A study published by the American Journal of Cardiology found that California police departments that introduced Tasers experienced significant increases in the numbers of in-custody sudden deaths and firearm deaths in the first full year following deployment. The rates declined to predeployment levels in subsequent years. No significant change in the number of officer injuries was found.
A study by the Potomac Institute concluded; “Based on the available evidence, and on accepted criteria for defining product risk vs. efficacy, we believe that when stun technology is appropriately applied, it is relatively safe and clearly effective. The only known field data that are available suggest that the odds are, at worst, one in one thousand that a stun device would contribute to (and this does not imply “cause”) death. This figure is likely not different than the odds of death when stun devices are not used, but when other multiple force measures are. A more defensible figure is one in one hundred thousand.”
After hearing many witnesses and briefs the report by the Canadian House of Commons, Standing Committee on Public Safety and National Security makes 17 recommendations as a result the death due to the repetitive tasering of a Polish immigrant at the Vancouver International airport.
An investigation by the Canadian Press and Canadian Broadcasting Corporation found that one-third of those shot by a Taser by the Royal Canadian Mounted Police received injuries that required medical attention as a result. The news agencies used Freedom of Information requests to obtain the Taser-use forms filled out by RCMP officers from 2002 to 2007.
The study done by Pierre Savard, Ing., PhD., Ecole Polythechnique de Montreal, et al., for the Canadian Broadcasting Corporation (CBC), indicated that the threshold of energy needed to induce deadly ventricular fibrillation decreased dramatically with each successive burst of pulses. The threshold for women may be less .
Although the TASER is a programmable device, the controlling software does not limit: a) the number of the bursts of pulses and the time between bursts while the trigger is held down continuously, or b) the number of times the shock cycles can be repeated. Thus the design does not adequately reduce the likelihood that the victim’s heart enters into a deadly ventricular fibrillation.

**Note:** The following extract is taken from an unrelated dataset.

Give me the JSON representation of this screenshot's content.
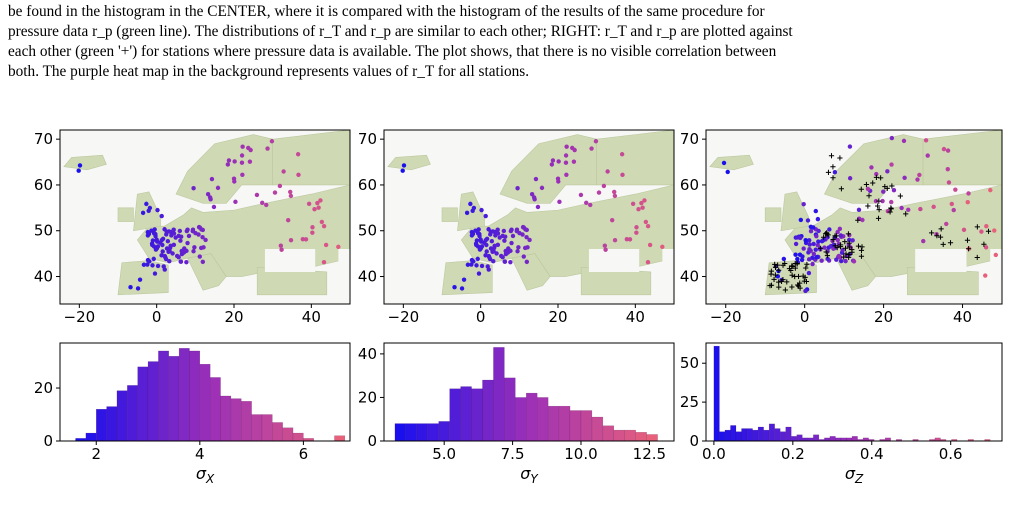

According to a study presented at the Heart Rhythm Society’s 2007 Scientific Sessions, Tasers may present risks to subjects with implanted pacemakers. However, a study conducted by the Cleveland Clinic in 2007 on a single animal determined that a standard five-second TASER X26 application “does not affect the short-term functional integrity of implantable pacemakers and defibrillators… The long-term effects were not assessed.”
A Chicago study suggests that use of the Taser can interfere with heart function. A team of scientists and doctors at the Cook County hospital trauma center stunned 6 pigs with two 40-second Taser discharges across the chest. Every animal was left with heart rhythm problems and two of the subjects died of cardiac arrest. One of the subjects died three minutes after being shot indicating, according to researcher Bob Walker, that “after the Taser shock ends, there can still be effects that can be evoked and you can still see cardiac effects.”
In 2006, the US National Institute of Justice began a two-year study into taser-related deaths in custody.
San Francisco cardiologist and electrophysiologist Dr. Zian Tseng told the Braidwood Inquiry that a healthy individual could die from a Taser discharge, depending on electrode placement on the chest and pulse timing. He said that the risk of serious injury or death is increased by the number of activations, adrenaline or drugs in the bloodstream, and a susceptible medical history. After Tseng began researching Tasers three years ago, Taser International contacted him, asking him to reconsider his media statements and offering funding.
A February 2005 memorandum from the Aberdeen Proving Ground, a United States Army weapons test site, discouraged shocking soldiers with Tasers in training, contrary to Taser International’s recommendations. The Army’s occupational health sciences director affirmed the Taser’s effectiveness, but warned that “Seizures and ventricular fibrillation can be induced by the electric current.” and that “the practice of using these weapons on U.S. Army military and civilian forces in training is not recommended, given the potential risks.”
A study conducted by electrical engineer James Ruggieri and published January 2006 in the Journal of the National Academy of Forensic Engineers measured a Taser’s output as 39 times more powerful than specified. The study concluded that the discharge is sufficient to trigger ventricular fibrillation, a 50 percent risk according to electric safety standards. Ruggieri said that electricity breaks down skin tissue, decreasing its resistance and increasing current through the body.